A related point is Greer's contention that counter-humanism incorporates alternative understandings of humanity in which all ways of being human are considered valid. Although this may hold the promise of moving us away from a monolithic and ultimately oppressive categorization, it still begs the question of what it is that constitutes ‘being human’. Is it indeed a ‘purely’ biological category? The issue of categorization more generally would merit some further consideration here. I was also surprised to find no mention of Kimberlé Crenshaw's work on intersectionality. While it does not resolve problems of categorization, it does place a focus on relations among categories, in particular those that produce oppression and discrimination, and relationality is central to much of Greer's discussion.
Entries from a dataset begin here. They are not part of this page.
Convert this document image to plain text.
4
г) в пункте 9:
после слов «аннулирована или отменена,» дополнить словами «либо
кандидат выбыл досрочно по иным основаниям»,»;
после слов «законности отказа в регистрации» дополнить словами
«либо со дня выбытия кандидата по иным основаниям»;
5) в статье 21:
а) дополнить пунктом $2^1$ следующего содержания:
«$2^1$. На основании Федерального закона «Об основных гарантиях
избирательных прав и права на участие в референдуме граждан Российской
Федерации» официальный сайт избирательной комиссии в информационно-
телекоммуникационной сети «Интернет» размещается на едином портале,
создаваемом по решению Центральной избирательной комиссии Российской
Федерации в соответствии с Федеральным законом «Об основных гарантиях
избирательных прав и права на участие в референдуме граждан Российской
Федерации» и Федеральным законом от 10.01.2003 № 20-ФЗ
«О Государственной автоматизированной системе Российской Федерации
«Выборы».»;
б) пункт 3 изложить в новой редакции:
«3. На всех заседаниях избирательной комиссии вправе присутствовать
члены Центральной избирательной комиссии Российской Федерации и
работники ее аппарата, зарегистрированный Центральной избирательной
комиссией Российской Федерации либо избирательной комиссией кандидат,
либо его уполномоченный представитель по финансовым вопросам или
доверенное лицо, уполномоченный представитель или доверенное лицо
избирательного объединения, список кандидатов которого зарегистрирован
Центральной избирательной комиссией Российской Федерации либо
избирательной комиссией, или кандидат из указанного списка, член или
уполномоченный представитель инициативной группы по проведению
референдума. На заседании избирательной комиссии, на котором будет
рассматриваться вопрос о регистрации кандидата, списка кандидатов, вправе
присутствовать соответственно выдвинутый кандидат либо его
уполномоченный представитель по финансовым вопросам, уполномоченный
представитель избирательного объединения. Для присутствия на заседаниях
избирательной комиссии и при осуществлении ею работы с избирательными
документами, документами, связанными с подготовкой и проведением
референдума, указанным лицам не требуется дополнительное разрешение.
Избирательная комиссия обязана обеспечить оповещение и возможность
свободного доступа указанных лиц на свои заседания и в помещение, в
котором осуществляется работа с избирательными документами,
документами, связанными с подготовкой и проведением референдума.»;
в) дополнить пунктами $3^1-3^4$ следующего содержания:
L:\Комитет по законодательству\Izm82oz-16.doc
Greer shows us that Black Studies offers a powerful critique that warrants serious attention and engagement. But it is not the only possible entry point to these issues. Other work originating from critical, non-Western-centric traditions would offer possibilities to further enrich—and perhaps also to challenge—Greer's Black Studies-based approach. I think here especially of the writings of Indigenous scholars such as Zoe Todd (Reference Todd2016) or Max Liboiron (Reference Liboiron2021). Feminist literature is replete with the differing concerns of feminists from non-Western traditions, such as scholars from western Asia and north Africa (e.g. Mir-Hosseini Reference Mir-Hosseini1999; Moghissi Reference Moghissi and Hoffman2019).
In a number of places in the text, I found myself wishing that Greer would address directly the question of who is meant by the referent ‘we’ (see Davis et al. Reference Davis, Moulton, Van Sant and Williams2019). In the hands of some actors and discourses, ‘we’ turns into a power play, a means of appropriation of an Other under the semantic pretence of acting inclusively. The appropriation of ‘we’ is a counterpoint to the notion of moral community as discussed by David Morris (Reference Morris1996) or Judith Butler's (Reference Butler2010) concept of whose life is (not) grievable. Moral communities, too, depend on exclusion: ‘We do not acknowledge the destruction of beings outside our moral community as suffering’ (Morris Reference Morris1996, 40).
In the end, Greer makes a potent argument for a focus on humans, one that may not sit well with all posthumanists. That position is in some respects not so far from that of Díaz de Liaño and Fernandez-Götz (Reference Díaz de Liaño and Fernandez-Götz2021), who contend that the problem is not that archaeology has traditionally been too anthropocentric but that it has not devoted enough attention to humans. Greer insists that we add a crucial element—it is not only a question of a focus on humans, but rather on who is and what it means to be considered human.